Credit Suisse: EGM approves capital increase


(CercleFinance.com) – The shareholders of Credit Suisse on Wednesday approved by a large majority the project of a double capital increase for a total amount of around four billion Swiss francs (4.1 billion euros).

The Swiss bank had announced this project at the end of last month at the same time as it revealed a loss of four billion francs for the third quarter alone as well as a new strategy, centered on the restructuring of its investment bank.

The first private placement, relating to more than 462 million new shares, received the support of nearly 92% of the shareholders gathered at an extraordinary general meeting in Zurich.

The second capital increase project – which provides for the issue of 1.77 billion shares – won more than 98% of the votes.

These capital raisings should allow Credit Suisse to increase its so-called ‘CET1’ (Core Equity Tier One) solvency ratio from 12.6% at the end of the third quarter to some 14% pro forma.

Axel P. Lehmann, Chairman of the Board of Directors, hailed during his speech an “important step” in the journey that should constitute the constitution of the “new Credit Suisse”.

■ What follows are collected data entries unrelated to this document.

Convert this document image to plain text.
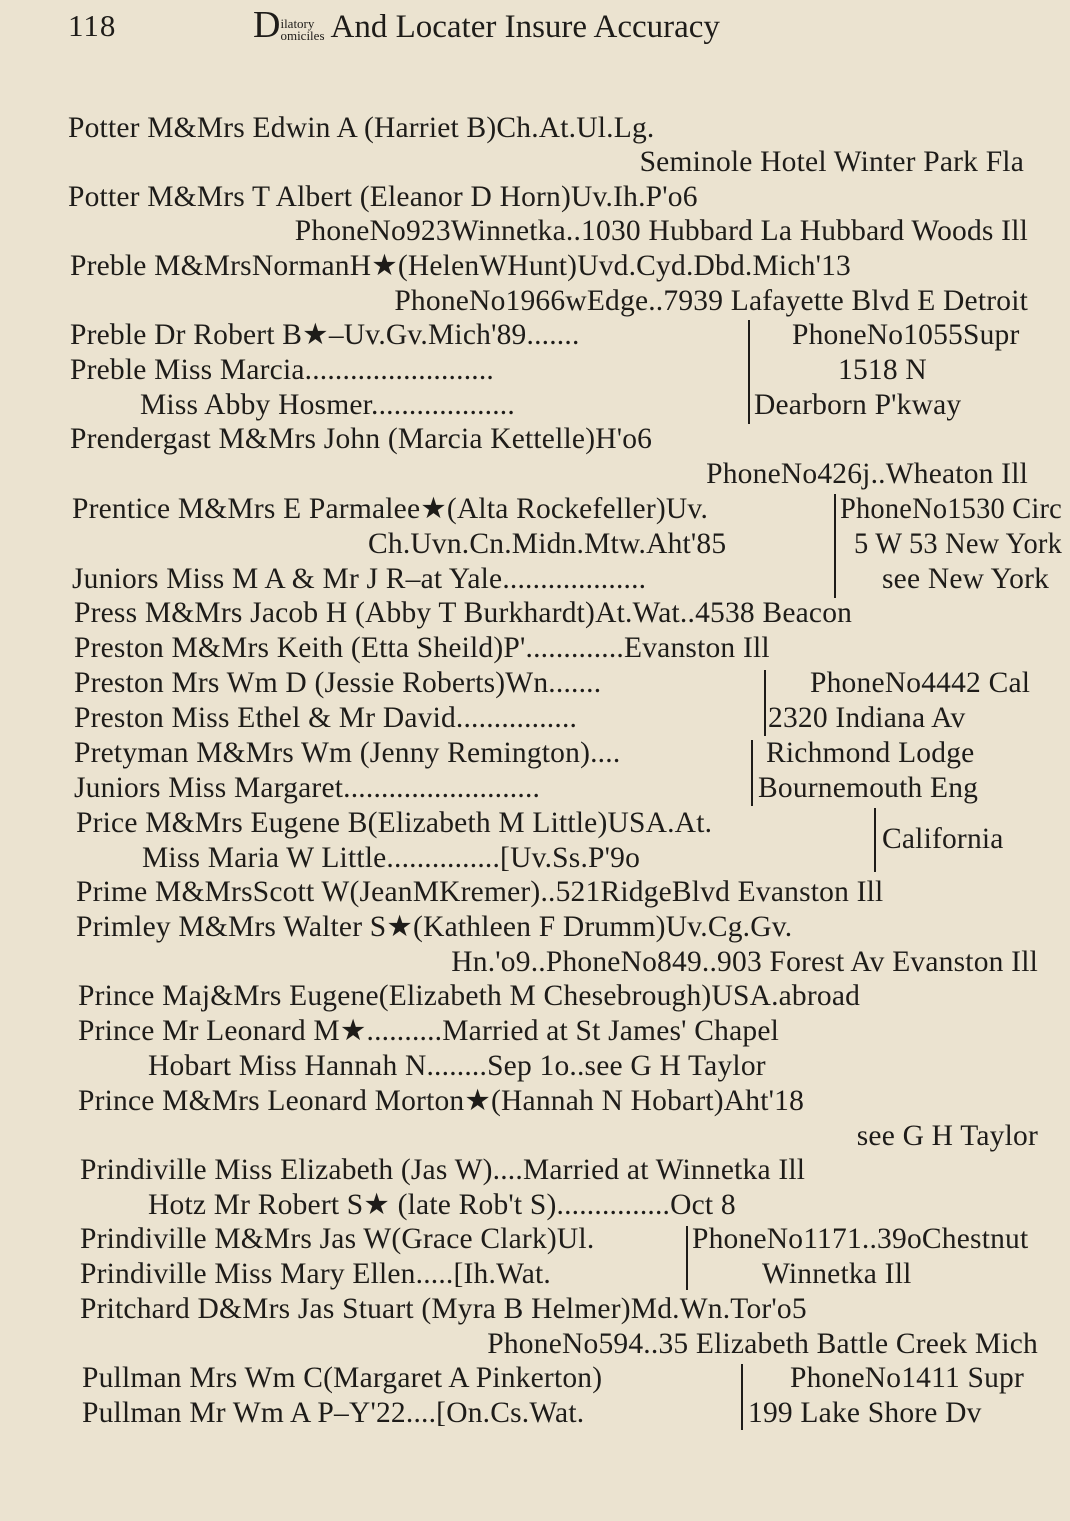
118	Dilatory
omiciles And Locater Insure Accuracy
Potter M&Mrs Edwin A (Harriet B)Ch.At.Ul.Lg.
Seminole Hotel Winter Park Fla
Potter M&Mrs T Albert (Eleanor D Horn)Uv.Ih.P'o6
PhoneNo923Winnetka..1030 Hubbard La Hubbard Woods Ill
Preble M&MrsNormanH★(HelenWHunt)Uvd.Cyd.Dbd.Mich'13
PhoneNo1966wEdge..7939 Lafayette Blvd E Detroit
Preble Dr Robert B★–Uv.Gv.Mich'89.......	PhoneNo1055Supr
Preble Miss Marcia.........................	1518 N
Miss Abby Hosmer...................	Dearborn P'kway
Prendergast M&Mrs John (Marcia Kettelle)H'o6
PhoneNo426j..Wheaton Ill
Prentice M&Mrs E Parmalee★(Alta Rockefeller)Uv.	PhoneNo1530 Circ
Ch.Uvn.Cn.Midn.Mtw.Aht'85	5 W 53 New York
Juniors Miss M A & Mr J R–at Yale...................	see New York
Press M&Mrs Jacob H (Abby T Burkhardt)At.Wat..4538 Beacon
Preston M&Mrs Keith (Etta Sheild)P'.............Evanston Ill
Preston Mrs Wm D (Jessie Roberts)Wn.......	PhoneNo4442 Cal
Preston Miss Ethel & Mr David................	2320 Indiana Av
Pretyman M&Mrs Wm (Jenny Remington)....	Richmond Lodge
Juniors Miss Margaret..........................	Bournemouth Eng
Price M&Mrs Eugene B(Elizabeth M Little)USA.At.
Miss Maria W Little...............[Uv.Ss.P'9o
California
Prime M&MrsScott W(JeanMKremer)..521RidgeBlvd Evanston Ill
Primley M&Mrs Walter S★(Kathleen F Drumm)Uv.Cg.Gv.
Hn.'o9..PhoneNo849..903 Forest Av Evanston Ill
Prince Maj&Mrs Eugene(Elizabeth M Chesebrough)USA.abroad
Prince Mr Leonard M★..........Married at St James' Chapel
Hobart Miss Hannah N........Sep 1o..see G H Taylor
Prince M&Mrs Leonard Morton★(Hannah N Hobart)Aht'18
see G H Taylor
Prindiville Miss Elizabeth (Jas W)....Married at Winnetka Ill
Hotz Mr Robert S★ (late Rob't S)...............Oct 8
Prindiville M&Mrs Jas W(Grace Clark)Ul.	PhoneNo1171..39oChestnut
Prindiville Miss Mary Ellen.....[Ih.Wat.	Winnetka Ill
Pritchard D&Mrs Jas Stuart (Myra B Helmer)Md.Wn.Tor'o5
PhoneNo594..35 Elizabeth Battle Creek Mich
Pullman Mrs Wm C(Margaret A Pinkerton)	PhoneNo1411 Supr
Pullman Mr Wm A P–Y'22....[On.Cs.Wat.	199 Lake Shore Dv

“This vote confirms confidence in our strategy, as presented in October, as we are fully focused on achieving our strategic priorities which should form the basis for future profitable growth,” he said. added.

Credit Suisse said this morning it expects a “substantial” pre-tax loss in the fourth quarter of up to around 1.5 billion Swiss francs at group level.

Following this new warning, Credit Suisse shares fell 4.6% on Wednesday morning on the Zurich Stock Exchange.